As part of a shake-up of its presenting team designed to achieve this growth, Mr McCririck, aged 72, was dismissed. He claimed that he lost his job to younger rival, Clare Balding, because of his age and sought £3m in damages.
In age discrimination cases, the legal analysis is as follows:
- Stage 1 – the employee must show evidence from which discrimination can be inferred in the absence of an adequate explanation;
- Stage 2 – if the employee is successful at (1), the burden of proof shifts to the employer to prove that discrimination did not occur i.e. to provide a non-discriminatory explanation for its actions; and
- Stage 3 – if discrimination did occur (i.e. the employer cannot provide a non-discriminatory explanation), it has a second bite of the cherry as it has a chance to argue that its actions are justified in any case.
Mr McCririck satisfied Stage 1 as he convinced the Tribunal that there was sufficient evidence to infer that discrimination had taken place. That evidence included: (1) that Mr McCririck’s co-presenter, Ms Tanya Stevenson, aged 42, was retained as a presenter on Channel 4 racing; and (2) all of the presenters whose contracts were terminated as part of Channel 4’s ‘revamping’ were over 50.
The Tribunal then went straight on to Stage 3 and considered whether the decision to dismiss Mr McCririck could be justified. That suggests that either Channel 4 was unable to provide a non-discriminatory explanation or the Tribunal got confused as to the legal test to be applied.
At the very end of its judgment, the Tribunal suggests that McCririck was “dismissed because of his persona emanating from his appearances on celebrity television shows….together with his appearances as a broadcaster on Channel 4 Racing where, as he accepted, his style of dress, attitudes, opinions and tic tac gestures were not in keeping with the new aims’. That appears to be a non discriminatory explanation for the dismissal but if that is the case, why did the Tribunal go on to consider justification at all?
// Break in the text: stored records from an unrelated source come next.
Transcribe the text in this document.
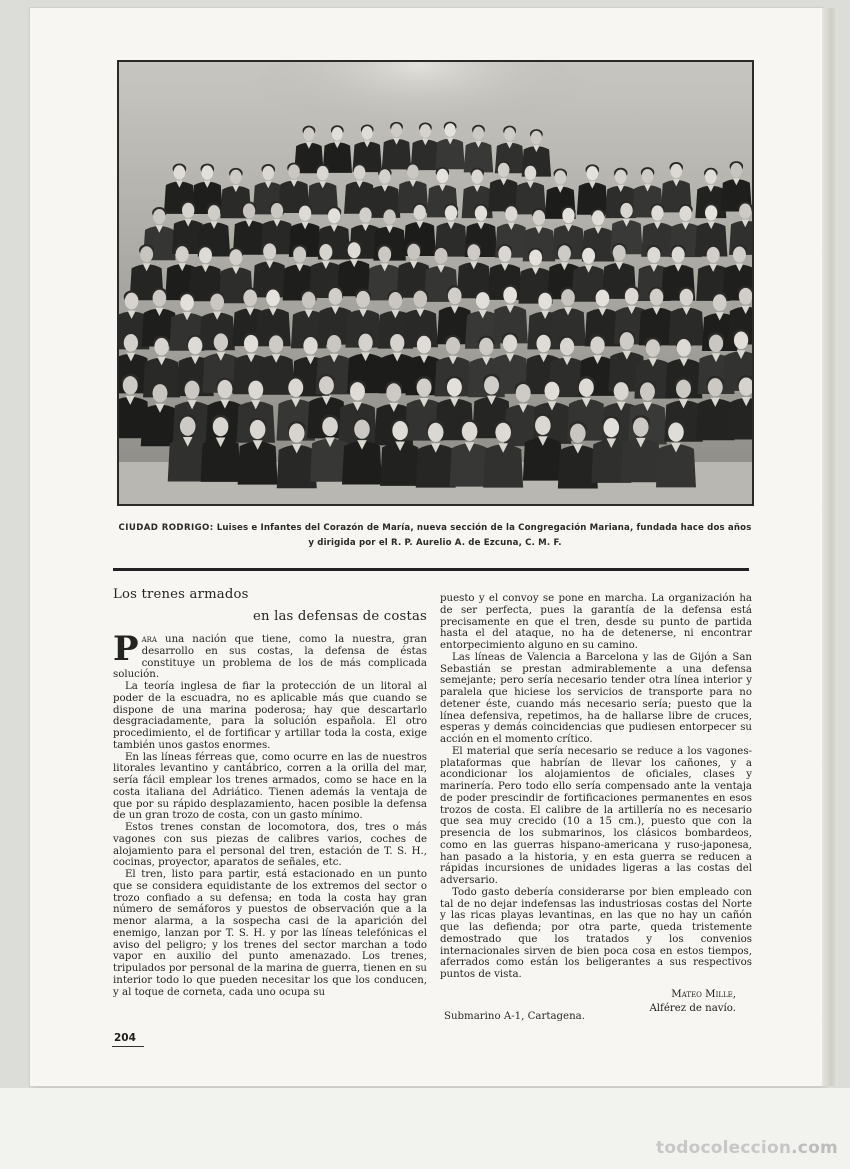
CIUDAD RODRIGO: Luises e Infantes del Corazón de María, nueva sección de la Congregación Mariana, fundada hace dos años
y dirigida por el R. P. Aurelio A. de Ezcuna, C. M. F.
Los trenes armados
en las defensas de costas

Para una nación que tiene, como la nuestra, gran desarrollo en sus costas, la defensa de éstas constituye un problema de los de más complicada solución.

La teoría inglesa de fiar la protección de un litoral al poder de la escuadra, no es aplicable más que cuando se dispone de una marina poderosa; hay que descartarlo desgraciadamente, para la solución española. El otro procedimiento, el de fortificar y artillar toda la costa, exige también unos gastos enormes.

En las líneas férreas que, como ocurre en las de nuestros litorales levantino y cantábrico, corren a la orilla del mar, sería fácil emplear los trenes armados, como se hace en la costa italiana del Adriático. Tienen además la ventaja de que por su rápido desplazamiento, hacen posible la defensa de un gran trozo de costa, con un gasto mínimo.

Estos trenes constan de locomotora, dos, tres o más vagones con sus piezas de calibres varios, coches de alojamiento para el personal del tren, estación de T. S. H., cocinas, proyector, aparatos de señales, etc.

El tren, listo para partir, está estacionado en un punto que se considera equidistante de los extremos del sector o trozo confiado a su defensa; en toda la costa hay gran número de semáforos y puestos de observación que a la menor alarma, a la sospecha casi de la aparición del enemigo, lanzan por T. S. H. y por las líneas telefónicas el aviso del peligro; y los trenes del sector marchan a todo vapor en auxilio del punto amenazado. Los trenes, tripulados por personal de la marina de guerra, tienen en su interior todo lo que pueden necesitar los que los conducen, y al toque de corneta, cada uno ocupa su

puesto y el convoy se pone en marcha. La organización ha de ser perfecta, pues la garantía de la defensa está precisamente en que el tren, desde su punto de partida hasta el del ataque, no ha de detenerse, ni encontrar entorpecimiento alguno en su camino.

Las líneas de Valencia a Barcelona y las de Gijón a San Sebastián se prestan admirablemente a una defensa semejante; pero sería necesario tender otra línea interior y paralela que hiciese los servicios de transporte para no detener éste, cuando más necesario sería; puesto que la línea defensiva, repetimos, ha de hallarse libre de cruces, esperas y demás coincidencias que pudiesen entorpecer su acción en el momento crítico.

El material que sería necesario se reduce a los vagones-plataformas que habrían de llevar los cañones, y a acondicionar los alojamientos de oficiales, clases y marinería. Pero todo ello sería compensado ante la ventaja de poder prescindir de fortificaciones permanentes en esos trozos de costa. El calibre de la artillería no es necesario que sea muy crecido (10 a 15 cm.), puesto que con la presencia de los submarinos, los clásicos bombardeos, como en las guerras hispano-americana y ruso-japonesa, han pasado a la historia, y en esta guerra se reducen a rápidas incursiones de unidades ligeras a las costas del adversario.

Todo gasto debería considerarse por bien empleado con tal de no dejar indefensas las industriosas costas del Norte y las ricas playas levantinas, en las que no hay un cañón que las defienda; por otra parte, queda tristemente demostrado que los tratados y los convenios internacionales sirven de bien poca cosa en estos tiempos, aferrados como están los beligerantes a sus respectivos puntos de vista.

Mateo Mille,
Alférez de navío.
Submarino A-1, Cartagena.
204
todocoleccion.com
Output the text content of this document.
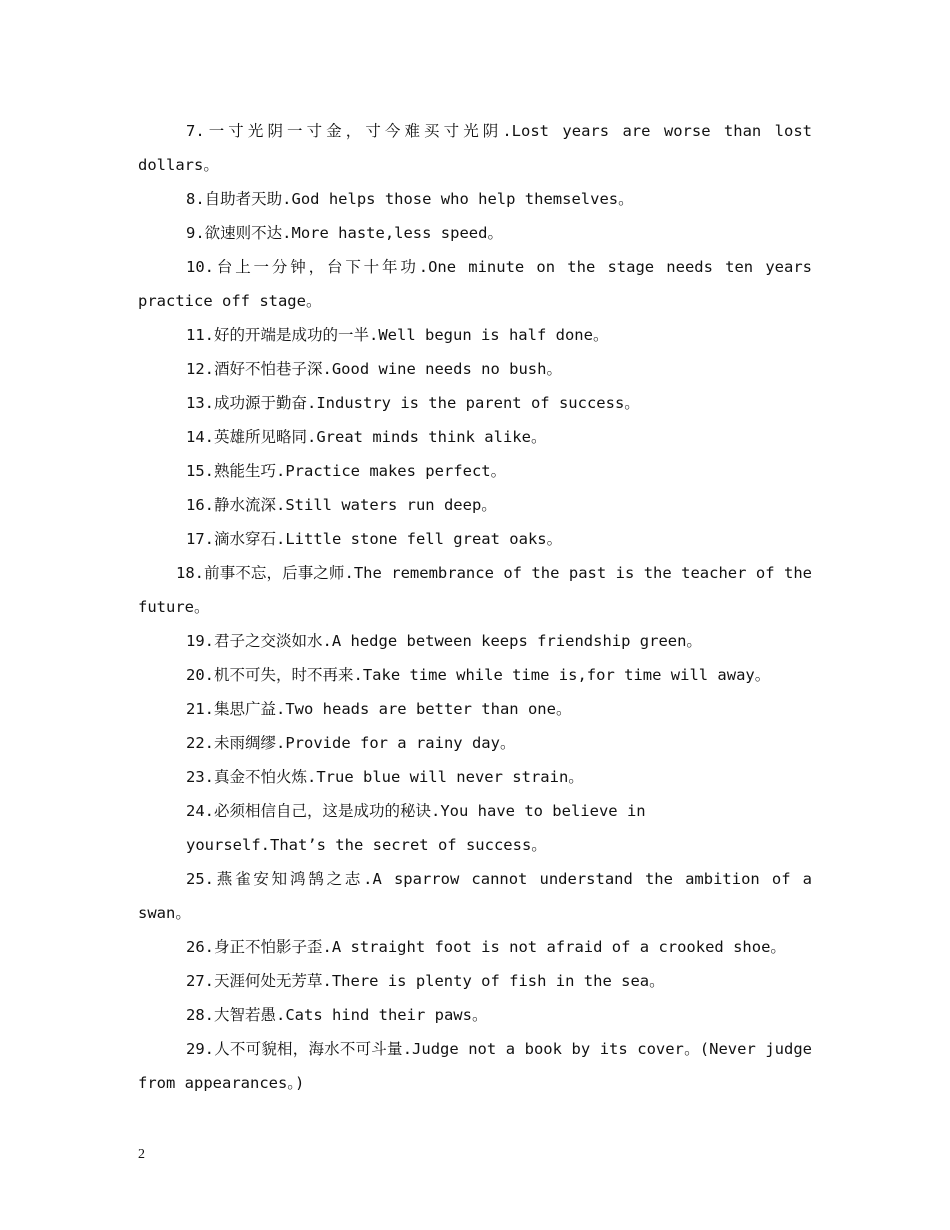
7.一寸光阴一寸金，寸今难买寸光阴.Lost years are worse than lost dollars。

8.自助者天助.God helps those who help themselves。

9.欲速则不达.More haste,less speed。

10.台上一分钟，台下十年功.One minute on the stage needs ten years practice off stage。

11.好的开端是成功的一半.Well begun is half done。

12.酒好不怕巷子深.Good wine needs no bush。

13.成功源于勤奋.Industry is the parent of success。

14.英雄所见略同.Great minds think alike。

15.熟能生巧.Practice makes perfect。

16.静水流深.Still waters run deep。

17.滴水穿石.Little stone fell great oaks。

18.前事不忘，后事之师.The remembrance of the past is the teacher of the future。

19.君子之交淡如水.A hedge between keeps friendship green。

20.机不可失，时不再来.Take time while time is,for time will away。

21.集思广益.Two heads are better than one。

22.未雨绸缪.Provide for a rainy day。

23.真金不怕火炼.True blue will never strain。

24.必须相信自己，这是成功的秘诀.You have to believe in

yourself.That’s the secret of success。

25.燕雀安知鸿鹄之志.A sparrow cannot understand the ambition of a swan。

26.身正不怕影子歪.A straight foot is not afraid of a crooked shoe。

27.天涯何处无芳草.There is plenty of fish in the sea。

28.大智若愚.Cats hind their paws。

29.人不可貌相，海水不可斗量.Judge not a book by its cover。(Never judge from appearances。)

2
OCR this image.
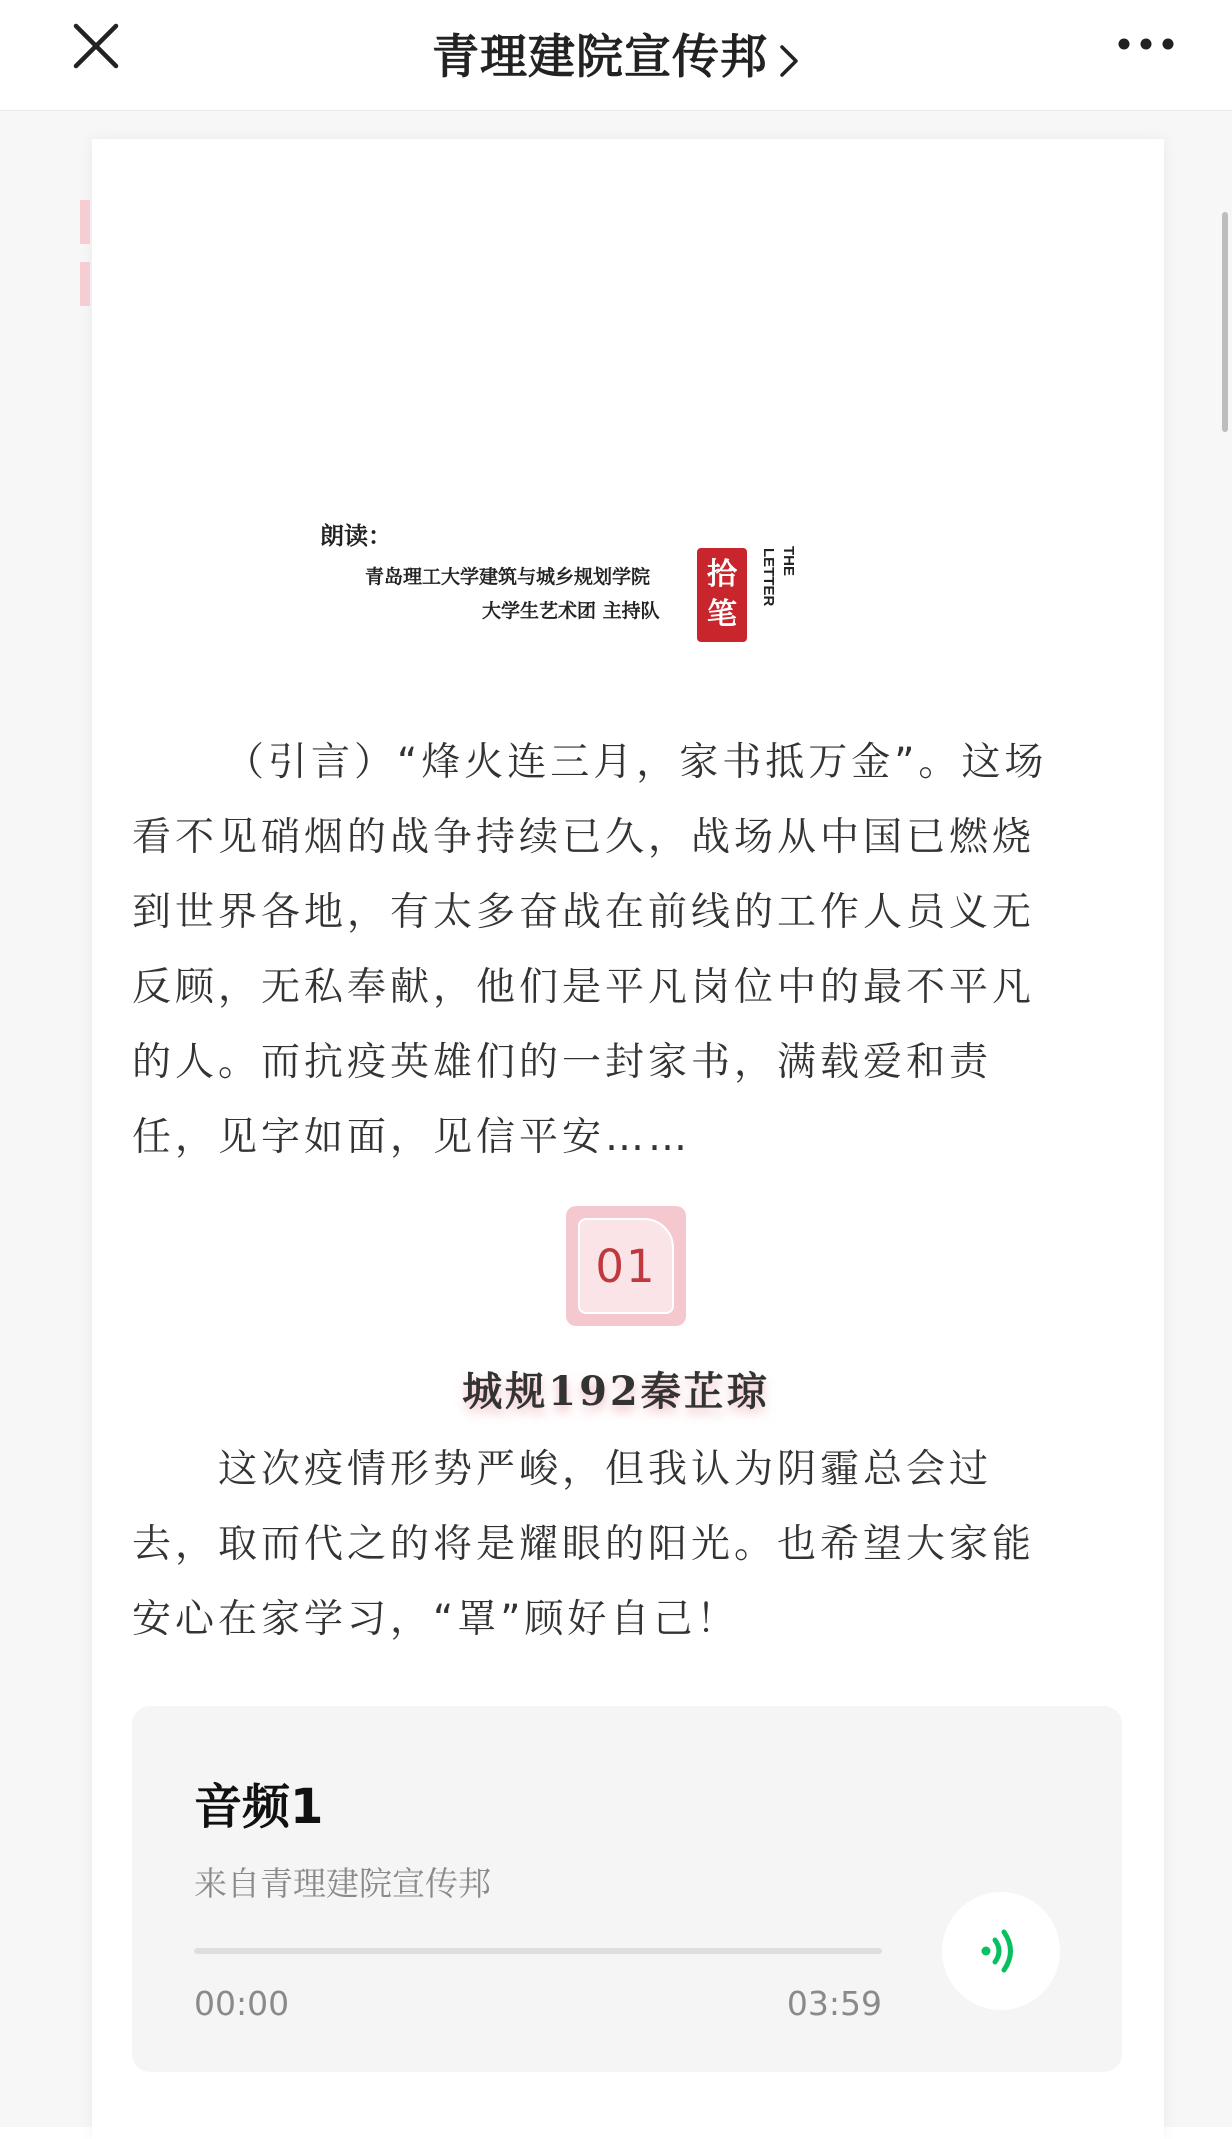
青理建院宣传邦
朗读：
青岛理工大学建筑与城乡规划学院
大学生艺术团 主持队
拾
笔
THE
LETTER
（引言）“烽火连三月，家书抵万金”。这场
看不见硝烟的战争持续已久，战场从中国已燃烧
到世界各地，有太多奋战在前线的工作人员义无
反顾，无私奉献，他们是平凡岗位中的最不平凡
的人。而抗疫英雄们的一封家书，满载爱和责
任，见字如面，见信平安……
01
城规192秦芷琼
这次疫情形势严峻，但我认为阴霾总会过
去，取而代之的将是耀眼的阳光。也希望大家能
安心在家学习，“罩”顾好自己！
音频1
来自青理建院宣传邦
00:00	03:59
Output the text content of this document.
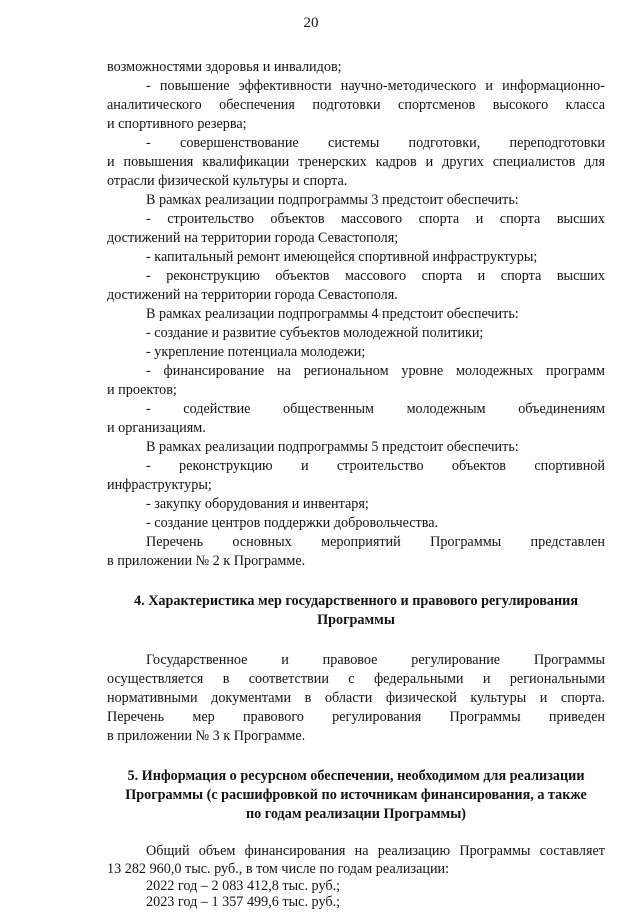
20
возможностями здоровья и инвалидов;
- повышение эффективности научно-методического и информационно-
аналитического обеспечения подготовки спортсменов высокого класса
и спортивного резерва;
- совершенствование системы подготовки, переподготовки
и повышения квалификации тренерских кадров и других специалистов для
отрасли физической культуры и спорта.
В рамках реализации подпрограммы 3 предстоит обеспечить:
- строительство объектов массового спорта и спорта высших
достижений на территории города Севастополя;
- капитальный ремонт имеющейся спортивной инфраструктуры;
- реконструкцию объектов массового спорта и спорта высших
достижений на территории города Севастополя.
В рамках реализации подпрограммы 4 предстоит обеспечить:
- создание и развитие субъектов молодежной политики;
- укрепление потенциала молодежи;
- финансирование на региональном уровне молодежных программ
и проектов;
- содействие общественным молодежным объединениям
и организациям.
В рамках реализации подпрограммы 5 предстоит обеспечить:
- реконструкцию и строительство объектов спортивной
инфраструктуры;
- закупку оборудования и инвентаря;
- создание центров поддержки добровольчества.
Перечень основных мероприятий Программы представлен
в приложении № 2 к Программе.
4. Характеристика мер государственного и правового регулирования
Программы
Государственное и правовое регулирование Программы
осуществляется в соответствии с федеральными и региональными
нормативными документами в области физической культуры и спорта.
Перечень мер правового регулирования Программы приведен
в приложении № 3 к Программе.
5. Информация о ресурсном обеспечении, необходимом для реализации
Программы (с расшифровкой по источникам финансирования, а также
по годам реализации Программы)
Общий объем финансирования на реализацию Программы составляет
13 282 960,0 тыс. руб., в том числе по годам реализации:
2022 год – 2 083 412,8 тыс. руб.;
2023 год – 1 357 499,6 тыс. руб.;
In terms of justification, the Tribunal found that Channel 4’s aim of attracting a wider audience to horse racing was legitimate and the means used to achieve it were proportionate. Unfortunately, no explanation is provided of why the Tribunal decided the means used were proportionate and there is no discussion of what alternatives Channel 4 might have implemented in order to achieve the same aim.
Is Mr McCririck’s case really so different to that of presenter Miriam O’Reilly who successfully won her age discrimination case against her BBC bosses after being culled from the long-running ‘Countryfile’ series to be replaced by a younger presenting team? In that case, the wish to appeal to a primetime audience, including younger viewers, was found to be a legitimate aim but it was not proportionate “to do away with older presenters simply to pander to the assumed prejudice of some younger viewers”. It is unclear why the same does not apply in the present case.
Bearing in mind the flaws in the judgment, it seems likely we have not seen the last of Mr McCririck.